On the way out, there is a television crew and an off the rack looking pop band on stage full of good looking kids. Tim suddenly turns to me and says: wait here and runs off. I don't know where. This seems as good a time as any to deploy my Fanta and ask myself if I really have any idea where I am.
I once got lost in Bangkok when I was a kid. This seems to have left the indelible impression on my family that I can't be left anywhere in Bangkok for fifteen minutes without falling into some spontaneous jeopardy. Now I don't. Really believe that. Any more than. I believe. That people really care. About the fact. That I talk. Like an idiot. Like someone who has had. An operation. On their brain. No, I don't care about that. I can't anymore.

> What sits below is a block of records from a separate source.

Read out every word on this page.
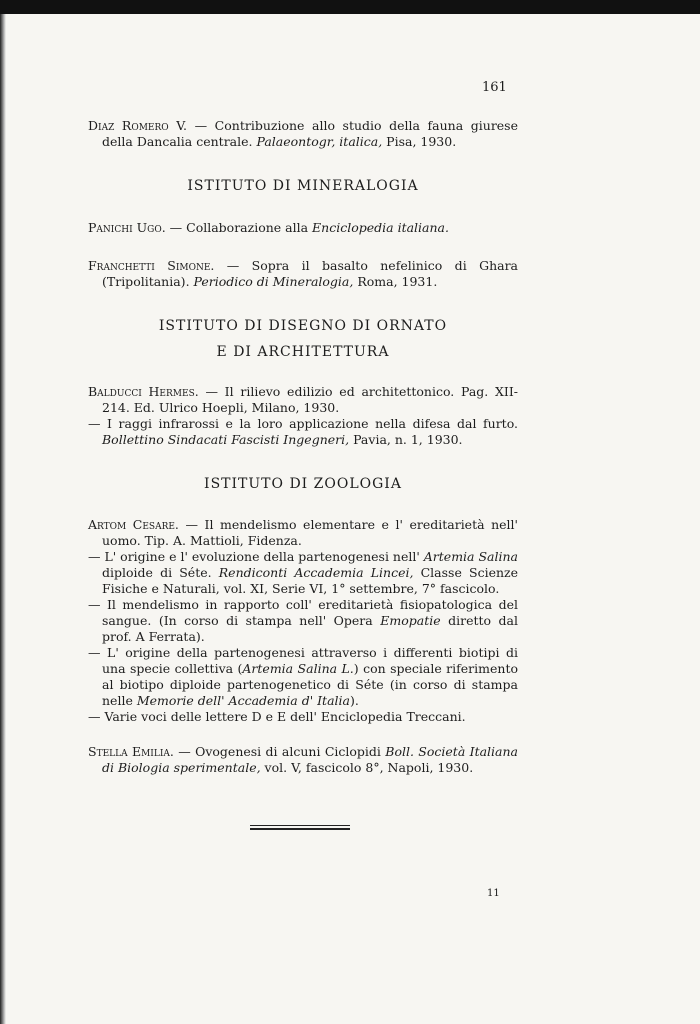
161

Diaz Romero V. — Contribuzione allo studio della fauna giurese della Dancalia centrale. Palaeontogr, italica, Pisa, 1930.

ISTITUTO DI MINERALOGIA

Panichi Ugo. — Collaborazione alla Enciclopedia italiana.

Franchetti Simone. — Sopra il basalto nefelinico di Ghara (Tripolitania). Periodico di Mineralogia, Roma, 1931.

ISTITUTO DI DISEGNO DI ORNATO
E DI ARCHITETTURA

Balducci Hermes. — Il rilievo edilizio ed architettonico. Pag. XII-214. Ed. Ulrico Hoepli, Milano, 1930.

— I raggi infrarossi e la loro applicazione nella difesa dal furto. Bollettino Sindacati Fascisti Ingegneri, Pavia, n. 1, 1930.

ISTITUTO DI ZOOLOGIA

Artom Cesare. — Il mendelismo elementare e l' ereditarietà nell' uomo. Tip. A. Mattioli, Fidenza.

— L' origine e l' evoluzione della partenogenesi nell' Artemia Salina diploide di Séte. Rendiconti Accademia Lincei, Classe Scienze Fisiche e Naturali, vol. XI, Serie VI, 1° settembre, 7° fascicolo.

— Il mendelismo in rapporto coll' ereditarietà fisiopatologica del sangue. (In corso di stampa nell' Opera Emopatie diretto dal prof. A Ferrata).

— L' origine della partenogenesi attraverso i differenti biotipi di una specie collettiva (Artemia Salina L.) con speciale riferimento al biotipo diploide partenogenetico di Séte (in corso di stampa nelle Memorie dell' Accademia d' Italia).

— Varie voci delle lettere D e E dell' Enciclopedia Treccani.

Stella Emilia. — Ovogenesi di alcuni Ciclopidi Boll. Società Italiana di Biologia sperimentale, vol. V, fascicolo 8°, Napoli, 1930.

11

Tim actually reappears. All the frozen food we bought means we are actually going home. On the way, I ask Tim if she wants to go to America: she can have my room. My mom likes you, I said. This was true. Everyone thought that Tim was crazy. My father always thought that my mom was crazy. But Tim always knew the great places to eat. And she knew how to bargain.
She said she wanted to go to Austraila. I asked her if she liked it cold. She said she did. I said that Sydney sounded great. I wondered aloud of what the Austrailian people would make of her. Then I laughed aloud again.
It was only later in the dark of the evening, I considered how I really didn't mind being bossed around so much, or being dragged on unclear errands by Tim. I was a pretty boy and a nice one. That's where she got them.